I'm trying to submit a java spark program with the package crealytics.spark-excel
.
The java file looks like this:
package org.example;
import org.apache.spark.sql.Dataset;
import org.apache.spark.sql.Row;
import org.apache.spark.sql.SparkSession;
import com.crealytics.spark.excel.*;
public class Main {
public static void main(String[] args) {
SparkSession spark = SparkSession.builder()
.appName("Spark_Excel")
.master("local")
.getOrCreate();
String filePath = "/home/arman/Desktop/resources/example_XLSX_5000.xlsx";
Dataset<Row> dataset = spark.read().format("com.crealytics.spark.excel")
.option("header", "true")
.load(filePath);
dataset.show();
dataset.write()
.format("excel") // Or .format("excel") for V2 implementation
.option("header", "true")
.partitionBy("Country")
.save("/home/arman/Desktop/output/partitioned");
spark.stop();
}
}
The pom.xml looks like this:
<?xml version="1.0" encoding="UTF-8"?>
<project xmlns="http://maven.apache.org/POM/4.0.0"

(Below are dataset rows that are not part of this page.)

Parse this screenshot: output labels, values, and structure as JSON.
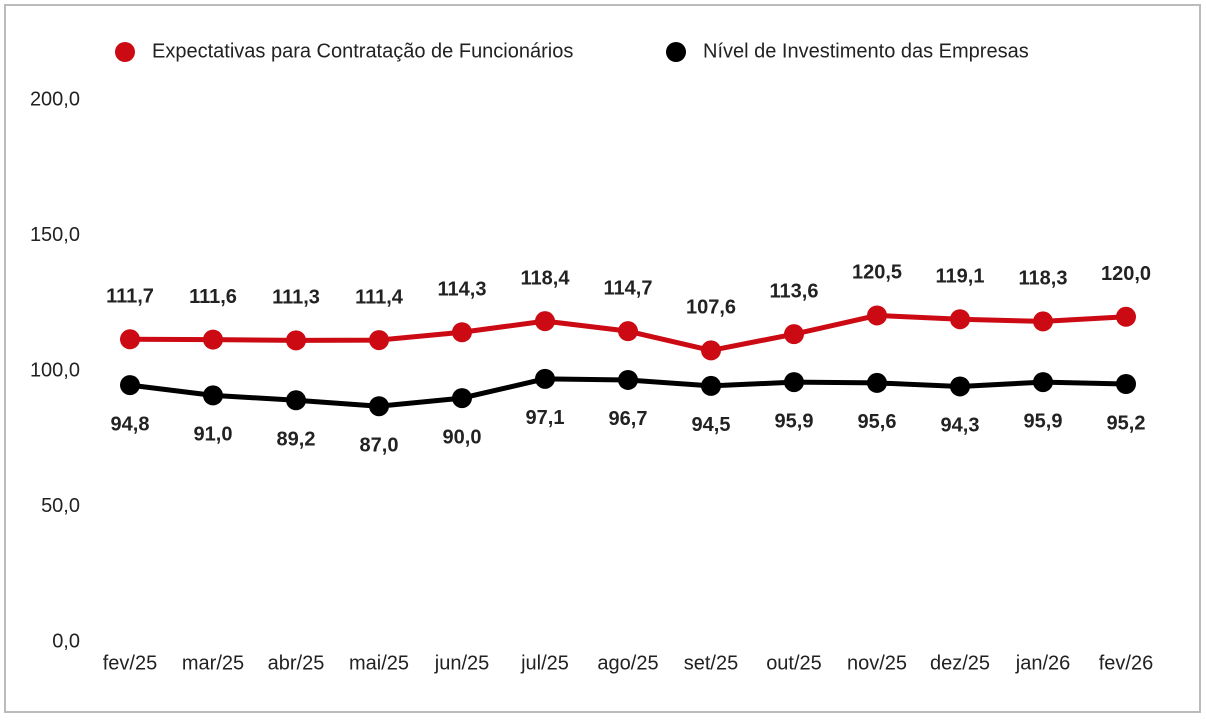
{
  "chart_data": {
    "type": "line",
    "categories": [
      "fev/25",
      "mar/25",
      "abr/25",
      "mai/25",
      "jun/25",
      "jul/25",
      "ago/25",
      "set/25",
      "out/25",
      "nov/25",
      "dez/25",
      "jan/26",
      "fev/26"
    ],
    "series": [
      {
        "name": "Expectativas para Contratação de Funcionários",
        "color": "#cc0a14",
        "values": [
          111.7,
          111.6,
          111.3,
          111.4,
          114.3,
          118.4,
          114.7,
          107.6,
          113.6,
          120.5,
          119.1,
          118.3,
          120.0
        ],
        "value_labels": [
          "111,7",
          "111,6",
          "111,3",
          "111,4",
          "114,3",
          "118,4",
          "114,7",
          "107,6",
          "113,6",
          "120,5",
          "119,1",
          "118,3",
          "120,0"
        ]
      },
      {
        "name": "Nível de Investimento das Empresas",
        "color": "#000000",
        "values": [
          94.8,
          91.0,
          89.2,
          87.0,
          90.0,
          97.1,
          96.7,
          94.5,
          95.9,
          95.6,
          94.3,
          95.9,
          95.2
        ],
        "value_labels": [
          "94,8",
          "91,0",
          "89,2",
          "87,0",
          "90,0",
          "97,1",
          "96,7",
          "94,5",
          "95,9",
          "95,6",
          "94,3",
          "95,9",
          "95,2"
        ]
      }
    ],
    "ylim": [
      0,
      200
    ],
    "yticks": [
      {
        "value": 0,
        "label": "0,0"
      },
      {
        "value": 50,
        "label": "50,0"
      },
      {
        "value": 100,
        "label": "100,0"
      },
      {
        "value": 150,
        "label": "150,0"
      },
      {
        "value": 200,
        "label": "200,0"
      }
    ],
    "grid": false,
    "legend": "top"
  }
}
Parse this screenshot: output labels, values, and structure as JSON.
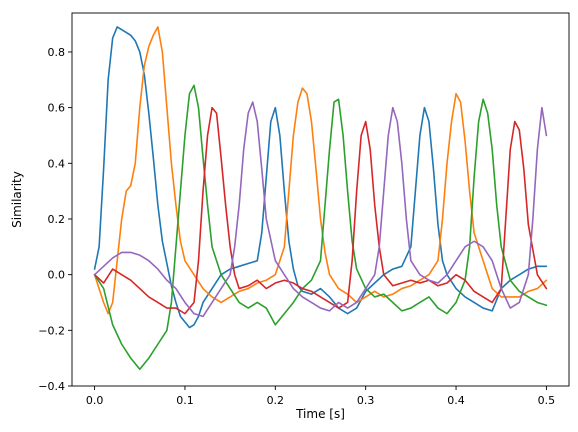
{
  "chart_data": {
    "type": "line",
    "xlabel": "Time [s]",
    "ylabel": "Similarity",
    "xlim": [
      -0.025,
      0.525
    ],
    "ylim": [
      -0.4,
      0.94
    ],
    "xticks": [
      0.0,
      0.1,
      0.2,
      0.3,
      0.4,
      0.5
    ],
    "xtick_labels": [
      "0.0",
      "0.1",
      "0.2",
      "0.3",
      "0.4",
      "0.5"
    ],
    "yticks": [
      -0.4,
      -0.2,
      0.0,
      0.2,
      0.4,
      0.6,
      0.8
    ],
    "ytick_labels": [
      "−0.4",
      "−0.2",
      "0.0",
      "0.2",
      "0.4",
      "0.6",
      "0.8"
    ],
    "grid": false,
    "legend": "none",
    "series": [
      {
        "color": "#1f77b4",
        "x": [
          0,
          0.005,
          0.01,
          0.015,
          0.02,
          0.025,
          0.03,
          0.035,
          0.04,
          0.045,
          0.05,
          0.055,
          0.06,
          0.065,
          0.07,
          0.075,
          0.08,
          0.085,
          0.09,
          0.095,
          0.1,
          0.105,
          0.11,
          0.115,
          0.12,
          0.13,
          0.14,
          0.15,
          0.16,
          0.17,
          0.18,
          0.185,
          0.19,
          0.195,
          0.2,
          0.205,
          0.21,
          0.215,
          0.22,
          0.225,
          0.23,
          0.24,
          0.25,
          0.26,
          0.27,
          0.28,
          0.29,
          0.3,
          0.31,
          0.32,
          0.33,
          0.34,
          0.35,
          0.355,
          0.36,
          0.365,
          0.37,
          0.375,
          0.38,
          0.385,
          0.39,
          0.4,
          0.41,
          0.42,
          0.43,
          0.44,
          0.45,
          0.46,
          0.47,
          0.48,
          0.49,
          0.5
        ],
        "y": [
          0.02,
          0.1,
          0.38,
          0.7,
          0.85,
          0.89,
          0.88,
          0.87,
          0.86,
          0.84,
          0.8,
          0.72,
          0.58,
          0.42,
          0.25,
          0.12,
          0.04,
          -0.04,
          -0.1,
          -0.15,
          -0.17,
          -0.19,
          -0.18,
          -0.15,
          -0.1,
          -0.05,
          0.0,
          0.02,
          0.03,
          0.04,
          0.05,
          0.15,
          0.35,
          0.55,
          0.6,
          0.5,
          0.3,
          0.12,
          0.02,
          -0.04,
          -0.06,
          -0.07,
          -0.05,
          -0.08,
          -0.12,
          -0.14,
          -0.12,
          -0.06,
          -0.03,
          0.0,
          0.02,
          0.03,
          0.1,
          0.3,
          0.5,
          0.6,
          0.55,
          0.38,
          0.18,
          0.05,
          0.0,
          -0.05,
          -0.08,
          -0.1,
          -0.12,
          -0.13,
          -0.05,
          -0.02,
          0.0,
          0.02,
          0.03,
          0.03
        ]
      },
      {
        "color": "#ff7f0e",
        "x": [
          0,
          0.005,
          0.01,
          0.015,
          0.02,
          0.025,
          0.03,
          0.035,
          0.04,
          0.045,
          0.05,
          0.055,
          0.06,
          0.065,
          0.07,
          0.075,
          0.08,
          0.085,
          0.09,
          0.095,
          0.1,
          0.11,
          0.12,
          0.13,
          0.14,
          0.15,
          0.16,
          0.17,
          0.18,
          0.19,
          0.2,
          0.21,
          0.215,
          0.22,
          0.225,
          0.23,
          0.235,
          0.24,
          0.245,
          0.25,
          0.255,
          0.26,
          0.27,
          0.28,
          0.29,
          0.3,
          0.31,
          0.32,
          0.33,
          0.34,
          0.35,
          0.36,
          0.37,
          0.38,
          0.385,
          0.39,
          0.395,
          0.4,
          0.405,
          0.41,
          0.415,
          0.42,
          0.43,
          0.44,
          0.45,
          0.46,
          0.47,
          0.48,
          0.49,
          0.5
        ],
        "y": [
          0.0,
          -0.05,
          -0.1,
          -0.14,
          -0.1,
          0.05,
          0.2,
          0.3,
          0.32,
          0.4,
          0.6,
          0.75,
          0.82,
          0.86,
          0.89,
          0.8,
          0.6,
          0.4,
          0.25,
          0.12,
          0.05,
          0.0,
          -0.05,
          -0.08,
          -0.1,
          -0.08,
          -0.06,
          -0.05,
          -0.03,
          -0.02,
          0.0,
          0.1,
          0.3,
          0.5,
          0.62,
          0.67,
          0.65,
          0.55,
          0.38,
          0.2,
          0.08,
          0.0,
          -0.05,
          -0.07,
          -0.1,
          -0.08,
          -0.06,
          -0.08,
          -0.07,
          -0.05,
          -0.04,
          -0.02,
          0.0,
          0.05,
          0.2,
          0.4,
          0.55,
          0.65,
          0.62,
          0.48,
          0.3,
          0.15,
          0.05,
          -0.05,
          -0.08,
          -0.08,
          -0.08,
          -0.06,
          -0.05,
          -0.02
        ]
      },
      {
        "color": "#2ca02c",
        "x": [
          0,
          0.01,
          0.02,
          0.03,
          0.04,
          0.05,
          0.06,
          0.07,
          0.08,
          0.085,
          0.09,
          0.095,
          0.1,
          0.105,
          0.11,
          0.115,
          0.12,
          0.125,
          0.13,
          0.14,
          0.15,
          0.16,
          0.17,
          0.18,
          0.19,
          0.2,
          0.21,
          0.22,
          0.23,
          0.24,
          0.25,
          0.255,
          0.26,
          0.265,
          0.27,
          0.275,
          0.28,
          0.285,
          0.29,
          0.3,
          0.31,
          0.32,
          0.33,
          0.34,
          0.35,
          0.36,
          0.37,
          0.38,
          0.39,
          0.4,
          0.41,
          0.415,
          0.42,
          0.425,
          0.43,
          0.435,
          0.44,
          0.445,
          0.45,
          0.46,
          0.47,
          0.48,
          0.49,
          0.5
        ],
        "y": [
          0.0,
          -0.05,
          -0.18,
          -0.25,
          -0.3,
          -0.34,
          -0.3,
          -0.25,
          -0.2,
          -0.1,
          0.1,
          0.3,
          0.5,
          0.65,
          0.68,
          0.6,
          0.42,
          0.25,
          0.1,
          0.0,
          -0.05,
          -0.1,
          -0.12,
          -0.1,
          -0.12,
          -0.18,
          -0.14,
          -0.1,
          -0.05,
          -0.02,
          0.05,
          0.25,
          0.45,
          0.62,
          0.63,
          0.5,
          0.3,
          0.12,
          0.02,
          -0.05,
          -0.08,
          -0.07,
          -0.1,
          -0.13,
          -0.12,
          -0.1,
          -0.08,
          -0.12,
          -0.14,
          -0.1,
          -0.02,
          0.1,
          0.35,
          0.55,
          0.63,
          0.58,
          0.45,
          0.25,
          0.1,
          -0.02,
          -0.06,
          -0.08,
          -0.1,
          -0.11
        ]
      },
      {
        "color": "#d62728",
        "x": [
          0,
          0.01,
          0.02,
          0.03,
          0.04,
          0.05,
          0.06,
          0.07,
          0.08,
          0.09,
          0.1,
          0.11,
          0.115,
          0.12,
          0.125,
          0.13,
          0.135,
          0.14,
          0.145,
          0.15,
          0.155,
          0.16,
          0.17,
          0.18,
          0.19,
          0.2,
          0.21,
          0.22,
          0.23,
          0.24,
          0.25,
          0.26,
          0.27,
          0.28,
          0.285,
          0.29,
          0.295,
          0.3,
          0.305,
          0.31,
          0.315,
          0.32,
          0.33,
          0.34,
          0.35,
          0.36,
          0.37,
          0.38,
          0.39,
          0.4,
          0.41,
          0.42,
          0.43,
          0.44,
          0.45,
          0.455,
          0.46,
          0.465,
          0.47,
          0.475,
          0.48,
          0.49,
          0.5
        ],
        "y": [
          0.0,
          -0.03,
          0.02,
          0.0,
          -0.02,
          -0.05,
          -0.08,
          -0.1,
          -0.12,
          -0.12,
          -0.14,
          -0.1,
          0.05,
          0.3,
          0.5,
          0.6,
          0.58,
          0.42,
          0.25,
          0.1,
          0.0,
          -0.05,
          -0.04,
          -0.02,
          -0.05,
          -0.03,
          -0.02,
          -0.03,
          -0.05,
          -0.06,
          -0.08,
          -0.1,
          -0.12,
          -0.1,
          0.05,
          0.3,
          0.5,
          0.55,
          0.45,
          0.25,
          0.1,
          0.0,
          -0.04,
          -0.03,
          -0.02,
          -0.03,
          -0.02,
          -0.04,
          -0.03,
          0.0,
          -0.02,
          -0.06,
          -0.08,
          -0.1,
          -0.05,
          0.2,
          0.45,
          0.55,
          0.52,
          0.38,
          0.18,
          0.0,
          -0.05
        ]
      },
      {
        "color": "#9467bd",
        "x": [
          0,
          0.01,
          0.02,
          0.03,
          0.04,
          0.05,
          0.06,
          0.07,
          0.08,
          0.09,
          0.1,
          0.11,
          0.12,
          0.13,
          0.14,
          0.15,
          0.155,
          0.16,
          0.165,
          0.17,
          0.175,
          0.18,
          0.185,
          0.19,
          0.2,
          0.21,
          0.22,
          0.23,
          0.24,
          0.25,
          0.26,
          0.27,
          0.28,
          0.29,
          0.3,
          0.31,
          0.315,
          0.32,
          0.325,
          0.33,
          0.335,
          0.34,
          0.345,
          0.35,
          0.36,
          0.37,
          0.38,
          0.39,
          0.4,
          0.41,
          0.42,
          0.43,
          0.44,
          0.45,
          0.46,
          0.47,
          0.48,
          0.485,
          0.49,
          0.495,
          0.5
        ],
        "y": [
          0.0,
          0.03,
          0.06,
          0.08,
          0.08,
          0.07,
          0.05,
          0.02,
          -0.02,
          -0.05,
          -0.1,
          -0.14,
          -0.15,
          -0.1,
          -0.05,
          0.0,
          0.1,
          0.25,
          0.45,
          0.58,
          0.62,
          0.55,
          0.38,
          0.2,
          0.05,
          0.0,
          -0.05,
          -0.08,
          -0.1,
          -0.12,
          -0.13,
          -0.1,
          -0.12,
          -0.1,
          -0.05,
          0.0,
          0.1,
          0.3,
          0.5,
          0.6,
          0.55,
          0.4,
          0.2,
          0.05,
          0.0,
          -0.02,
          -0.03,
          0.0,
          0.05,
          0.1,
          0.12,
          0.1,
          0.05,
          -0.05,
          -0.12,
          -0.1,
          0.0,
          0.2,
          0.45,
          0.6,
          0.5
        ]
      }
    ]
  }
}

xmlns:xsi="http://www.w3.org/2001/XMLSchema-instance"
xsi:schemaLocation="http://maven.apache.org/POM/4.0.0 http://maven.apache.org/xsd/maven-4.0.0.xsd">
<modelVersion>4.0.0</modelVersion>
<groupId>org.example</groupId>
<artifactId>spark-excel</artifactId>
<version>1.0-SNAPSHOT</version>
<properties>
<maven.compiler.source>8</maven.compiler.source>
<maven.compiler.target>8</maven.compiler.target>
<project.build.sourceEncoding>UTF-8</project.build.sourceEncoding>
</properties>
<name>spark-excel</name>
<url>http://maven.apache.org</url>
<dependencies>
<!-- Apache Spark Core -->
<dependency>
<groupId>org.apache.spark</groupId>
<artifactId>spark-core_2.12</artifactId>
<version>3.4.1</version>
</dependency>
<!-- Apache Spark SQL -->
<dependency>
<groupId>org.apache.spark</groupId>
<artifactId>spark-sql_2.12</artifactId>
<version>3.4.1</version>
</dependency>
<!-- Spark Excel Library -->
<dependency>
<groupId>com.crealytics</groupId>
<artifactId>spark-excel_2.12</artifactId>
<version>3.4.1_0.19.0</version>
</dependency>
</dependencies>
<build>
<plugins>
<plugin>
<!-- Build an executable JAR -->
<groupId>org.apache.maven.plugins</groupId>
<artifactId>maven-jar-plugin</artifactId>
<version>3.1.0</version>
<configuration>
<archive>
<manifest>
<addClasspath>true</addClasspath>
<classpathPrefix>lib/</classpathPrefix>
<mainClass>org.example.Main</mainClass>
</manifest>
</archive>
</configuration>
</plugin>
</plugins>
</build>
</project>
It's working correctly, if I run the java class from intellij idea
but using spark-submit --class org.example.Main spark-excel-1.0-SNAPSHOT.jar
I become the following error:
Exception in thread "main" org.apache.spark.SparkClassNotFoundException: [DATA_SOURCE_NOT_FOUND] Failed to find the data source: com.crealytics.spark.excel. Please find packages at `https://spark.apache.org/third-party-projects.html`.
I have tried with both formats "com.crealytics.spark.excel" and "excel" and tried with different versions of the dependencies
spark-excel_2.12
is not included in the driver classpath.You can either:
--packages com.crealytics:spark-excel_2.12:3.4.1_0.19.0
in your spark-submit command, or by passing the configurationspark.jars.packages
set to the maven coordinates of the dependency.